In the wake of the COVID-19 pandemic, the Indian Government initiated a multitude of incentives to be dispersed to the qualified Micro, Small, and Medium Enterprises (MSMEs) across the country. Announced by the Finance Minister Smt Nirmala Sitharaman on May 13th, these incentivized relief packages are targeted towards providing much-needed assistance to the businesses in surviving the repercussions that this pandemic has brought along with it.
MSMEs employ a major portion of the country’s working population, especially the economically weaker areas. These relief packages are meant to provide them with a solid ground to avoid bankruptcy, and the competency to still pay the salaries and wages to their employees. This was further assisted by the Ministry of Labour and Employment and Ministry of Home Affairs, who issued an advisory and order respectively to still pay the salaries of the employees during the lockdown.
Let’s take a closer look at what these relief packages are and how they are supposed to help MSMEs.
Automatic Loans for MSMEs were a major highlight of the relief packages. Under Automatic Loans, the MSMEs will have the following advantages:
- Added relief for businesses in the form of additional working capital of 20% of the finance of outstanding credit. Term Loans will implement a concessional rate of interest for the same. Available to MSMEs with an outstanding credit of up to Rs 25 crores and a turnover capital of up to Rs 100 crores, without having to provide any collateral or guarantees of their own.
- Of the loan balance that any MSME carries, a 20% loan extension would be provided under the same conditions as the last pointer.
- These relief packages will be available to over 45 lakh MSMEs across India, with over 3 lakh crore rupees available for dispersion.
Taxes and Provident Funds
There were some major rollbacks provided by the Finance Ministry for employers and employees alike for
- The Finance Ministry has reduced the rate of provident funds issued between the employer and the employee from 12% to 10%.
- The Tax Deduction at Source (TDS) and Tax Collected at Source (TCS) deduction rates have been cut down by 25% on non-salary payments. Only residents will be able to claim this benefit, which has been implemented since 14th May.
- For all businesses, the due date of filing for income tax returns has been officially extended till 30th November 2020.
- Finance Ministry has also aimed to increase liquidity across all domains in the market. Exact monetary relief announcements may or may not be announced by the Ministry.
Glass Half Full or Empty?
Digging deeper into the relief packages offered by the Finance Ministry, it becomes clear that the idea is solid, but lost amidst the big numbers. There are over 5 crore MSMEs (registered or unregistered) in India, and the relief packages offer eligibility to only 45 lakh of them, which is a mere 6%.

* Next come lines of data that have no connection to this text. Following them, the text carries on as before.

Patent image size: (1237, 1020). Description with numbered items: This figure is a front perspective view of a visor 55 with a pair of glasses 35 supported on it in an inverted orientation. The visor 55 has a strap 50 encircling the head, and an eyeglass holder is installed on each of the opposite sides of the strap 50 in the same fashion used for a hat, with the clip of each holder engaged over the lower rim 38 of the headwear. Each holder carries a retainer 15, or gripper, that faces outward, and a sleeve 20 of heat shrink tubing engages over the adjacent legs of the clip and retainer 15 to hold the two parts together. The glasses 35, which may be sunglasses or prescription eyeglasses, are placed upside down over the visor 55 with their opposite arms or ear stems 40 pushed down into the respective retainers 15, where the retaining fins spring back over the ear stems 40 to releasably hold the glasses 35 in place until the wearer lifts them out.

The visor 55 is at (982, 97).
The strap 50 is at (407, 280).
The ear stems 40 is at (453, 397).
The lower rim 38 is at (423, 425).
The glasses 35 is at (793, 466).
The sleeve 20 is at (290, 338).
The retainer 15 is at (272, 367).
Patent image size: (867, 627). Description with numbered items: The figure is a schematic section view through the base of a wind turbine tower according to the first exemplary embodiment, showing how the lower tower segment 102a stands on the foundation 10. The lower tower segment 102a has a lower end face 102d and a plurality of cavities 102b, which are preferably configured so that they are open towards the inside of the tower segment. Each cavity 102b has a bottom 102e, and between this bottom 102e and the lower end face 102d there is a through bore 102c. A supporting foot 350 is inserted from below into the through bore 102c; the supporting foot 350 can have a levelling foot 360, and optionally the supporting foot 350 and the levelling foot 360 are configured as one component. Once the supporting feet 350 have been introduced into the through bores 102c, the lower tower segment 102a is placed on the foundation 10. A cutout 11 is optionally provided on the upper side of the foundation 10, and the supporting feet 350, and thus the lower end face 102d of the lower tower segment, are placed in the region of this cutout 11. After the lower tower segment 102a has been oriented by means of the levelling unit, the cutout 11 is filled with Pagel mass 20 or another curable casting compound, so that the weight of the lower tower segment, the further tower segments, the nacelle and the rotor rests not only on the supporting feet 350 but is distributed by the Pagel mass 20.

According to The Print, the government failed to provide payroll support to MSMEs. Moreover, the government also sanctioned loans instead of directly transferring money to MSMEs, which was the result of the government focusing on liquidity rather than direct transfer. There is a possibility that this might result in MSMEs being unwilling to return the loans taken under this scheme.
Regardless of the fact that the government’s actions for providing relief to MSMEs weren’t swift, it did deliver in coming up with schemes that can majorly assist in preventing an economic downfall due to the pandemic. It is reasonable for MSMEs to be less content with the structure/benefits of the relief packages, but these packages can prove to be a source of vital assistance to help keep their business running amidst the complications caused by the COVID-19 pandemic.